I tried for a bit - she is now amicably divorced from Jarrett, no kids, still plays doubles, born in Essex, lives in Chelsea, supports Leeds United.
But half of the stuff we know about people with important jobs is none of our business. What matters is that they can do those jobs. Jevans can.
"When I look back to the Olympics, what really made me happy was sitting in the stadium and just seeing how well everything went," is her greatest memory of the greatest summer most British sports fans can remember.
It went so well because Jevans and her team worked methodically from milestone to milestone - "proper milestones, not soft deadlines that can be missed" is how she describes it. She is following the same strategy for the Rugby World Cup.
We were talking on the morning the window for registering for tickets was opened. A week before it had been the announcement of the tournament's training venues. A week later it would be a series of events to mark a "year to go".
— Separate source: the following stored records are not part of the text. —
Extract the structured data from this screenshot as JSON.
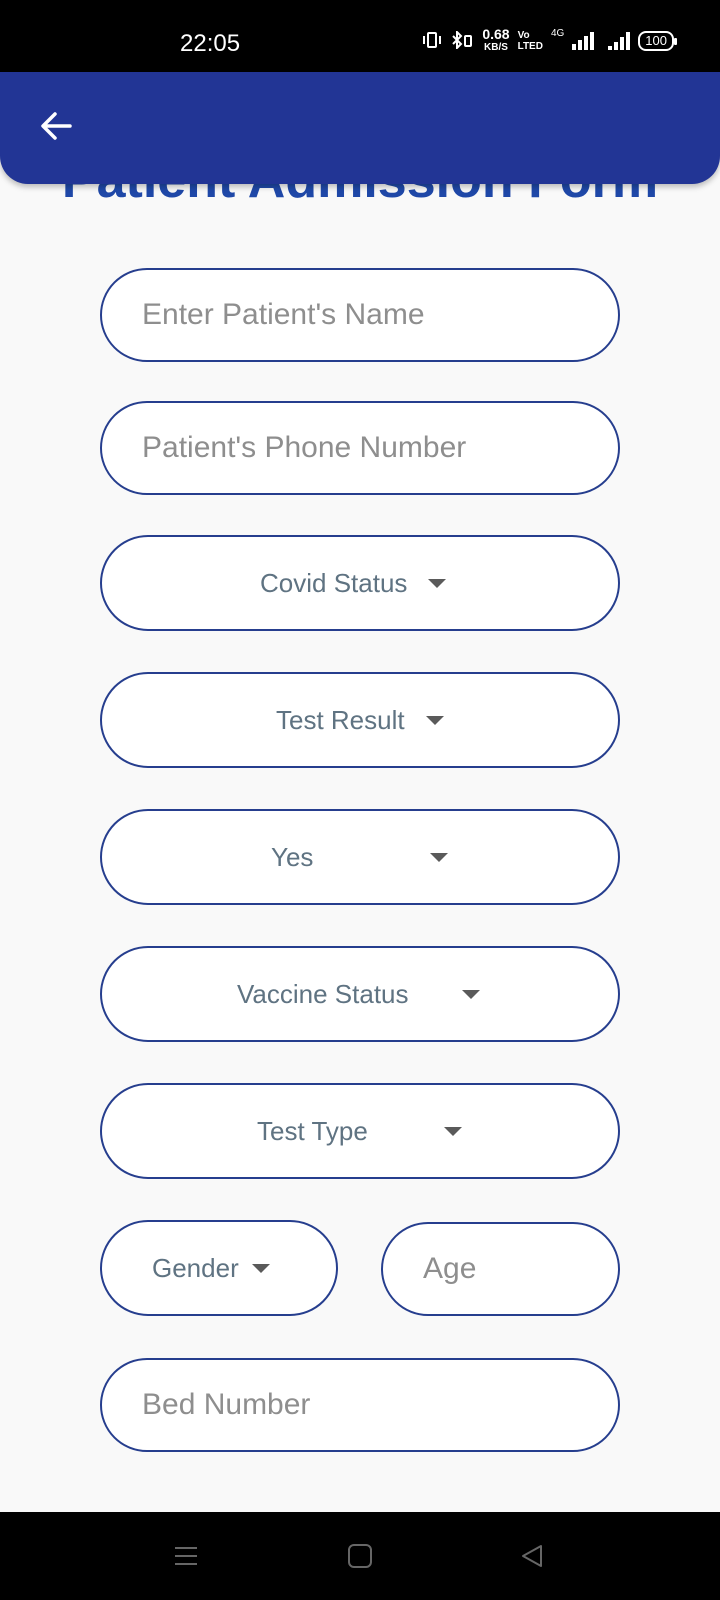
{
  "status_bar": {
    "time": "22:05",
    "net_speed_value": "0.68",
    "net_speed_unit": "KB/S",
    "volte_top": "Vo",
    "volte_bottom": "LTED",
    "network_type": "4G",
    "battery": "100"
  },
  "app_bar": {
    "back_icon": "arrow-left-icon",
    "color": "#223595"
  },
  "page": {
    "title": "Patient Admission Form",
    "title_color": "#1f48a8"
  },
  "form": {
    "name_placeholder": "Enter Patient's Name",
    "phone_placeholder": "Patient's Phone Number",
    "covid_status_label": "Covid Status",
    "test_result_label": "Test Result",
    "yes_no_value": "Yes",
    "vaccine_status_label": "Vaccine Status",
    "test_type_label": "Test Type",
    "gender_label": "Gender",
    "age_placeholder": "Age",
    "bed_number_placeholder": "Bed Number"
  },
  "nav_bar": {
    "menu_icon": "menu-icon",
    "home_icon": "home-square-icon",
    "back_icon": "back-triangle-icon"
  },
  "colors": {
    "border": "#263e8e",
    "dropdown_text": "#5f7382",
    "placeholder_text": "#8e8e8e"
  }
}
Now, a month on, Jevans is dealing with a problem she foresaw at least two years ahead. With demand for tickets, particularly England tickets, outstripping supply, the tournament risks being tarnished by cynical touts and their eye-watering prices.
Nobody can accuse Jevans of sleepwalking into this. She spent the first two years of her job cajoling the Government to grant the Rugby World Cup the same legal protection from touts that the Olympics enjoyed and football gets.
She failed, or was failed, but it is to her credit that she is not whining about it.
"We lobbied Government about that but they decided against any new legislation," she told me.
"They didn't feel it was necessary. We have accepted that and respect the decision."
What Jevans did next was to put in place a series of measures that should at least limit the scope for blatant profiteering, and make sure as many genuine fans as possible can get to the games without second mortgages.
If last month's public ballot for tickets is an indication of things to come, Jevans is very much on the case: calmly, quietly, but ever so effectively.
It is a style that, despite my earlier bad joke about the lack of influential women in British sport, is becoming increasingly, and better-late-than-neverly, common.
This year's magnificent Tour de France Grand Depart was understatedly engineered by another woman who earned her stripes with London 2012, Nicky Roche.
Last year's well-regarded Rugby League World Cup was partly run by Sally Bolton, whose next trick will be to organise the 2017 World Athletics Championships.
Throw Sport England's boss Jennie Price, UK Sport's chief executive Liz Nicholl and the Sports Minister Helen Grant into the mix and you have quite a sisterhood.
Not content with shaking up one male-dominated sport, Jevans joined the Football League's board as an independent director this summer.
"It's definitely getting better," she acknowledged when I asked about the progress so many talented women were making in the higher ranks of British sport now.
"But if I have a frustration it's that is has taken too long. It's great that people have been overt in their statements about equality, but it was frustrating.
"We're getting there, though, and not just in sport. It's happening at FTSE-100 companies and in 'male' industries like construction. So the tide is turning."
Soon, the likes of Jevans will have washed away the last vestiges of a world where administrators were always, to paraphrase the former England rugby union captain Will Carling, boring, old, windy and male.
Jevans is speaking at the Transforming Sport conference at Lord's on Thursday, 30 October.